Arrow-right Camera
The Spokesman-Review Newspaper
Spokane, Washington  Est. May 19, 1883

Census 2020: Spokane, Kootenai counties grew swiftly over the past decade

In news that should be unsurprising to anyone trying to find housing or merge onto Interstate 90 anytime near rush hour, Spokane and Kootenai counties together saw more than 100,000 new residents over the past decade, according to U.S. Census data released Thursday.

Spokane County added more than 68,000 residents since the 2010 count, pushing the population past a half million with 539,339 people. Kootenai County added nearly 33,000 residents, bringing its population total to 171,362 residents.

Kootenai County’s rate of growth, 23.7%, was tops among nearby counties and well above Idaho’s overall rate of 17.3%. Spokane County grew 14.5%, which was close to Washington state’s overall change spanning the past 10 years.

Spokane remained the 4th most populous county in Washington state, behind King, Pierce and Snohomish counties. Clark County, just across the border from Portland, Oregon, grew at a faster rate than Spokane and closed its gap as Washington’s 5th largest county.

The growth in Spokane, and Eastern Washington, was dwarfed by an influx of residents west of the Cascades, however. The city of Seattle added more than 100,000 people, and King County as a whole added almost 340,000 residents from 2010.

Such an increase, and the national trend of increasing population away from rural areas and closer to more urban and suburban areas, will almost certainly influence electoral politics in state Legislatures, said Travis Ridout, a professor of government and public policy at Washington State University.

“It means more power for the cities and suburbs, and less power for those rural areas,” Ridout said.

The first proposals of the redrawn districts in Washington will be presented in late September. The six-member Idaho Reapportionment Commission, appointed by Secretary of State Lawerence Denney, is scheduled to hold its first meeting to redraw legislative districts in the Gem State on Sept. 1.

Neither Washington nor Idaho will gain any new seats in the U.S. House of Representatives. Representation in that chamber of Congress is determined by a formula based on a state’s total population that was written in 1940.

In the next election, Texas will gain two seats in the U.S. House. Colorado, Florida, Montana, North Carolina and Oregon will each gain one. California, Illinois, Michigan, New York, Ohio, Pennsylvania and West Virginia will each lose a seat.

Locally, the data will be used to draw the five county commissioner districts as required by a revision to state law. A draft Spokane County redistricting plan needs to be published by Aug. 24.

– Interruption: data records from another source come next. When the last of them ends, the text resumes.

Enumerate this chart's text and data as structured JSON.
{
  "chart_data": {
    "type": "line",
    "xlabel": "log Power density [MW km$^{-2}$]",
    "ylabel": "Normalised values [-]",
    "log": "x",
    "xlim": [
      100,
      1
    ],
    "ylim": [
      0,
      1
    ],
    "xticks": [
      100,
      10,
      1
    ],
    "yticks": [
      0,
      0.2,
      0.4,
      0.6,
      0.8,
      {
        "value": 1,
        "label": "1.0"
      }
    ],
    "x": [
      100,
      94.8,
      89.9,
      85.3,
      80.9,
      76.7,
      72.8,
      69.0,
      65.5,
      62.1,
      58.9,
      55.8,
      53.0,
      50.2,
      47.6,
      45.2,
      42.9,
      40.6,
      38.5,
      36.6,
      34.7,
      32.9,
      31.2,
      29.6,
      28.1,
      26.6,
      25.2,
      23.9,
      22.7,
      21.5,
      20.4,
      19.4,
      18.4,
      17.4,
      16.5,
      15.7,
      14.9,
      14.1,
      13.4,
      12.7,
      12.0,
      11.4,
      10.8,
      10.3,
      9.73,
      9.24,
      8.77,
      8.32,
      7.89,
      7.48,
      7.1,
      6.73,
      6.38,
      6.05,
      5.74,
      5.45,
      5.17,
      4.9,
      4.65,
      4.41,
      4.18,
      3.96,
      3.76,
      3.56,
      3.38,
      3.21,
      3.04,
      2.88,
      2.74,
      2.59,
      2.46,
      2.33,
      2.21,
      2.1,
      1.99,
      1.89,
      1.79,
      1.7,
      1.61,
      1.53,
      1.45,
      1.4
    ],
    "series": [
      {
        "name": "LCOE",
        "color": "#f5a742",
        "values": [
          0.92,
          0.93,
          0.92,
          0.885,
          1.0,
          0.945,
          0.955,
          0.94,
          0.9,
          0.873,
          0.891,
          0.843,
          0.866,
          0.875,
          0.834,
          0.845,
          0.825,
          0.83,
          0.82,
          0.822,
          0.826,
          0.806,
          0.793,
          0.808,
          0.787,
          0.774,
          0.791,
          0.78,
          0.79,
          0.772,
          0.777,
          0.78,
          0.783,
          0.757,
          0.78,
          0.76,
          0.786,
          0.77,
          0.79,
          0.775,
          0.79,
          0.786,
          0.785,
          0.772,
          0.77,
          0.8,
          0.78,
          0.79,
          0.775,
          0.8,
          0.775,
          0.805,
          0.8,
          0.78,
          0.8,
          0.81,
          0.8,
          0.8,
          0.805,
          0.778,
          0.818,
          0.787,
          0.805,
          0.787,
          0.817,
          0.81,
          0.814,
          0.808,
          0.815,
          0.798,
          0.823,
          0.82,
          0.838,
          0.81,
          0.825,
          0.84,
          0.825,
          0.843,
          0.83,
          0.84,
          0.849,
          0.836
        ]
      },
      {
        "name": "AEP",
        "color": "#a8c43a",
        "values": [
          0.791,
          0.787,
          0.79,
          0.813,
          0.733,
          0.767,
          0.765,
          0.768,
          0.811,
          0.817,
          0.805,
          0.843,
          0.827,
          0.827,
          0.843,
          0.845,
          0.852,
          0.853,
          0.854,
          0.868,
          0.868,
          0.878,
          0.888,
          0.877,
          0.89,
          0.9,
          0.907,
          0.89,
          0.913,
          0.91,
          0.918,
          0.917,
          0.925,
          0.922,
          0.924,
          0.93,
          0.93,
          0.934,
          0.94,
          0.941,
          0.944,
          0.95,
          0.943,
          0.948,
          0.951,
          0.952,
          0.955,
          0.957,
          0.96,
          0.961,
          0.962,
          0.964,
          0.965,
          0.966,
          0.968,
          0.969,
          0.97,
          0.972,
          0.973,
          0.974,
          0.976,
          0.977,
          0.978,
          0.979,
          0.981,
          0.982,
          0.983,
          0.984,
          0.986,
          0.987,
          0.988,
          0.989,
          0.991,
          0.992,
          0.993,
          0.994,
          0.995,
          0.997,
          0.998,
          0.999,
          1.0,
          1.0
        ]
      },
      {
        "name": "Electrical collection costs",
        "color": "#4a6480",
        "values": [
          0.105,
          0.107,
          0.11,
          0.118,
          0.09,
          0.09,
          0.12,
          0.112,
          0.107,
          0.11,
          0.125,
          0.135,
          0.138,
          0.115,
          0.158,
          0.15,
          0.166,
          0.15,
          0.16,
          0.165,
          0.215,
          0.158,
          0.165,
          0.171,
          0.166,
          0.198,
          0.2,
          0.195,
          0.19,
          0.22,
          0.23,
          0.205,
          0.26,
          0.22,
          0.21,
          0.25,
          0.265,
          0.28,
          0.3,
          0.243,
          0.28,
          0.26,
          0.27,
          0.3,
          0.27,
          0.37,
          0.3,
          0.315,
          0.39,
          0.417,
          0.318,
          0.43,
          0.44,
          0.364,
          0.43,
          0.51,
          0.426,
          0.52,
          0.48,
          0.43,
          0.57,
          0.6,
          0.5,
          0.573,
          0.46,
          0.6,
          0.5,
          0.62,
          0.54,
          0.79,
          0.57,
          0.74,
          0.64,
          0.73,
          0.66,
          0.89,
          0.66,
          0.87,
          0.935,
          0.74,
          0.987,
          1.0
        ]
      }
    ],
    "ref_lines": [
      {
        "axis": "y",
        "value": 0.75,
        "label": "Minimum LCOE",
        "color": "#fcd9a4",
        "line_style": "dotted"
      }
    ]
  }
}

The increase in Spokane County also outpaced projections made by the Washington Office of Financial Management, said Patrick Jones, executive director of the Institute of Public Policy & Analysis at Eastern Washington University. The state estimated Spokane County’s population would be 522,000 in 2020, about 17,000 shy of Tuesday’s count by the census.

“I think this larger number of people explains a couple more things for me that have been somewhat puzzling,” Jones said, including a better explanation why Spokane’s housing situation has become so dire.

Jones said there would likely be several revisions to planning documents based on the population reported by the census. That includes projections of where building can occur in the county, required to be made every five years under the state’s Growth Management Act.

“A lot can change within five years,” Jones said.